A reportagem investigou quem eram os donos dos iates de luxo de uma festa que aconteceu durante a pandemia nos rios do Amazonas. Conhecido como “cruzeiro macabro”, os barcos levaram turistas aglomerados e sem máscara para visitar uma aldeia indígena enquanto o covid ainda matava dezenas de pessoas no estado. A covid é muito mais perigosa para as comunidades indígenas.
A decisão judicial viola as garantias constitucionais relativas à liberdade de imprensa e informação, previstas nos artigos 5º e 220 da Constituição Federal. Infelizmente, isso vem acontecendo com muita frequência no Brasil – algo impensado anos atrás.
A decisão foi da 10ª Vara Cível e de Acidentes de Trabalho da Comarca de Manaus, acatando pedido dos ricos e poderosos empresários locais Waldery Areosa Ferreira, Daniel Henrique Louzada Areosa e da empresa WL Sistema Amazonense de Turismo. Eles alegaram que a reportagem associa seus nome como organizadores do evento relatado, dizem que não foram consultados antes da divulgação das informações e que a matéria tem conteúdo difamatório e calunioso, comprometendo a honra, a reputação e a imagem.
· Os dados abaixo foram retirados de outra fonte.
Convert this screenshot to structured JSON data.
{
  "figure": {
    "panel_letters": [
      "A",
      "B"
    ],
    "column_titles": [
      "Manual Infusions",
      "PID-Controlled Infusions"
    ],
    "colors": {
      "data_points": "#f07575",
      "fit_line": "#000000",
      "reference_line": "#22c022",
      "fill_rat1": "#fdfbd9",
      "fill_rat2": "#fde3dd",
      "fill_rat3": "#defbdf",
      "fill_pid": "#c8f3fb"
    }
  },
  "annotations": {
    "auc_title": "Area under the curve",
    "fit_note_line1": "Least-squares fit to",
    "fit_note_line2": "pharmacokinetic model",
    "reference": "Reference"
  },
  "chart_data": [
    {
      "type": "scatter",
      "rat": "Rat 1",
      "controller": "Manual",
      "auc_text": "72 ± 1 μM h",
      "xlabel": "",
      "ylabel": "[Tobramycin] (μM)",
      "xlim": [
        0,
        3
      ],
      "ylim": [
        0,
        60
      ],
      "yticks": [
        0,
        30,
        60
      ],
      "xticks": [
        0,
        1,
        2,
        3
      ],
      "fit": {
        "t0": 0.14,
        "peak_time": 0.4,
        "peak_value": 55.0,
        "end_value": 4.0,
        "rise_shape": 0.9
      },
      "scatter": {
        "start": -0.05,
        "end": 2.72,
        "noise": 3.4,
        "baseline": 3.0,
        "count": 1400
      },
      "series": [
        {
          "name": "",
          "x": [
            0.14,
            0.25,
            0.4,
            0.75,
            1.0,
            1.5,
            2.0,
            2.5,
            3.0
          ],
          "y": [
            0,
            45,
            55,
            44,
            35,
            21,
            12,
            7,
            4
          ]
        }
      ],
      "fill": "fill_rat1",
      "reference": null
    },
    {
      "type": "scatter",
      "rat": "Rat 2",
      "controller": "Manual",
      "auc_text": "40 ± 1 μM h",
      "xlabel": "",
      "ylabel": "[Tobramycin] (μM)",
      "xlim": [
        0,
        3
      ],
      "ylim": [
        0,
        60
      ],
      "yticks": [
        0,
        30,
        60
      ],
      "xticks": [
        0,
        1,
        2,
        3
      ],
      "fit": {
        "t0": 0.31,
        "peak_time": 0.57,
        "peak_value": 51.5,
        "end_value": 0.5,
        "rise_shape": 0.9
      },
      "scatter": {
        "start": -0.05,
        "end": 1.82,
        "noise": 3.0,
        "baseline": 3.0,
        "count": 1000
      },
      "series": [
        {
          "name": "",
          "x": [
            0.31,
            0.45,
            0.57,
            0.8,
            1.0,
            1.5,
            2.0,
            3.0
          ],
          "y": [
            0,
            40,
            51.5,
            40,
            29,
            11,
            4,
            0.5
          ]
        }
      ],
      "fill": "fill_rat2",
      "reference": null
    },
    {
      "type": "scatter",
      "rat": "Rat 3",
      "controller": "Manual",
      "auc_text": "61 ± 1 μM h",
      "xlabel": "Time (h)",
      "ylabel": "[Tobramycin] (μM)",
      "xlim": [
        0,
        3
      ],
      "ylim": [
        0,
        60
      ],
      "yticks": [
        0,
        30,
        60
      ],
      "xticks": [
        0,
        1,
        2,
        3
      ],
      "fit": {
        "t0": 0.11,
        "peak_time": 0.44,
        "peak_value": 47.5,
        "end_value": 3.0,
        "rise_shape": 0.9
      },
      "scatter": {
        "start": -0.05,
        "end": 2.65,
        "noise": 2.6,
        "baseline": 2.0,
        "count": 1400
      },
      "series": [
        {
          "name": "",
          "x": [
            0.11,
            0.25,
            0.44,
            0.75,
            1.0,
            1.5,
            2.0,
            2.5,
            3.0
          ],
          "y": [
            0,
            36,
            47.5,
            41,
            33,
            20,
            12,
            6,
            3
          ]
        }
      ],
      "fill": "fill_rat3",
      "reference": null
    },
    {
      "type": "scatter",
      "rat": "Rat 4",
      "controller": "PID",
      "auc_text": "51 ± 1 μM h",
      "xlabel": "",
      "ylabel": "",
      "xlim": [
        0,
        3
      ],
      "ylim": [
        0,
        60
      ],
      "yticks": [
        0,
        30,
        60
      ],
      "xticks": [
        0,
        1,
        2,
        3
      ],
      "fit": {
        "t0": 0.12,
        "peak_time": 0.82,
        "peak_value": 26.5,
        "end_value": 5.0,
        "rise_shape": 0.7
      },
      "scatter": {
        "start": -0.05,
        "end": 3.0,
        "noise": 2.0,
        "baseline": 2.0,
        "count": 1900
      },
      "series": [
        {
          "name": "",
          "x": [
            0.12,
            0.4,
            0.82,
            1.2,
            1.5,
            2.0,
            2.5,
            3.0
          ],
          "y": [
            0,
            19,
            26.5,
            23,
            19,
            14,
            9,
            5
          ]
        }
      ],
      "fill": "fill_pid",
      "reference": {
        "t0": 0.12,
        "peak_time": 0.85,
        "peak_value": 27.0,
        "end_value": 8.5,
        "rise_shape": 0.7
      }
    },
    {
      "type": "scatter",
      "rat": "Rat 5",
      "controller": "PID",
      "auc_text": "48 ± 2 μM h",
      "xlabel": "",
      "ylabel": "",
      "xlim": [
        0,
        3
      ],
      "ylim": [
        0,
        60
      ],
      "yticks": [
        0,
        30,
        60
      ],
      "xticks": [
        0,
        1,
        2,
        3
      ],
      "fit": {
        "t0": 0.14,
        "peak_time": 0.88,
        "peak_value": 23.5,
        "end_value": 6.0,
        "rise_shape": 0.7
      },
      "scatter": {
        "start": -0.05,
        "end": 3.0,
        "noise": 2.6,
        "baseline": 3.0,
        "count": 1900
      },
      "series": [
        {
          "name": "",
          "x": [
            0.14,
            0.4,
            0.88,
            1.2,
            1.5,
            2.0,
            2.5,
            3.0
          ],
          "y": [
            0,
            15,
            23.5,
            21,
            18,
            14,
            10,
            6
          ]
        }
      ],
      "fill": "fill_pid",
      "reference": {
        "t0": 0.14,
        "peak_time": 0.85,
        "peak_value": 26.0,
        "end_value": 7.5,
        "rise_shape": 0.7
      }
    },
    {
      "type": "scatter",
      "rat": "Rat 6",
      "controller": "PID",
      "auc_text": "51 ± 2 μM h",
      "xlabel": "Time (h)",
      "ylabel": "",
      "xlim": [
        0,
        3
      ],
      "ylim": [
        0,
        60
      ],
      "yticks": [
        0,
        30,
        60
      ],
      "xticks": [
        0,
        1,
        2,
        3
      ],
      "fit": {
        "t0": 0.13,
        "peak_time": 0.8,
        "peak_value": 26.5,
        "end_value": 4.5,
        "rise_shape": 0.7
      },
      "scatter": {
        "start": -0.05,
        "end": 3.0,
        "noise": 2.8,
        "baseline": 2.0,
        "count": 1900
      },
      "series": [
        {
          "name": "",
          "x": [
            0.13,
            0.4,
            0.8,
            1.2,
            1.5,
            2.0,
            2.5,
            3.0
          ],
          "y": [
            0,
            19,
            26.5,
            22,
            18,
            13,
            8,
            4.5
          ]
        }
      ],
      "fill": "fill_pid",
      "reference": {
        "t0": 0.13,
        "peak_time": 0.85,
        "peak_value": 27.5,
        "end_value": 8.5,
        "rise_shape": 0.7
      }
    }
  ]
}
“Ao analisar o pleito, embora não tenham os autores juntado uma prova sequer que embasasse seus pedidos, o juízo de primeiro grau concedeu de forma inexplicável a tutela de urgência, baseando-se unicamente nas falsas afirmações arguidas pelos autores”, diz a defesa da agência, no recurso.
Eu decidi publicar a reportagem proibida aqui na nossa news para que todos possam ter acesso a ela. Compartilhem este e-mail o máximo que puderem. Vou deixar um botão de “share” no final da página!
Leia a reportagem do Amazônia Real 👇
Empresário das áreas da educação e do turismo, Waldery Areosa Ferreira é o nome por trás do “cruzeiro macabro” no Amazonas. O evento intitulado “Amazon Immersion” foi interceptado em uma operação da Polícia Civil em 6 de abril de 2021, quando navegava por rios da região com turistas brasileiros e estrangeiros. Todos se comportavam como se não houvesse uma pandemia, e foram flagrados por policiais sem máscaras, muitos embriagados e participando de uma balada.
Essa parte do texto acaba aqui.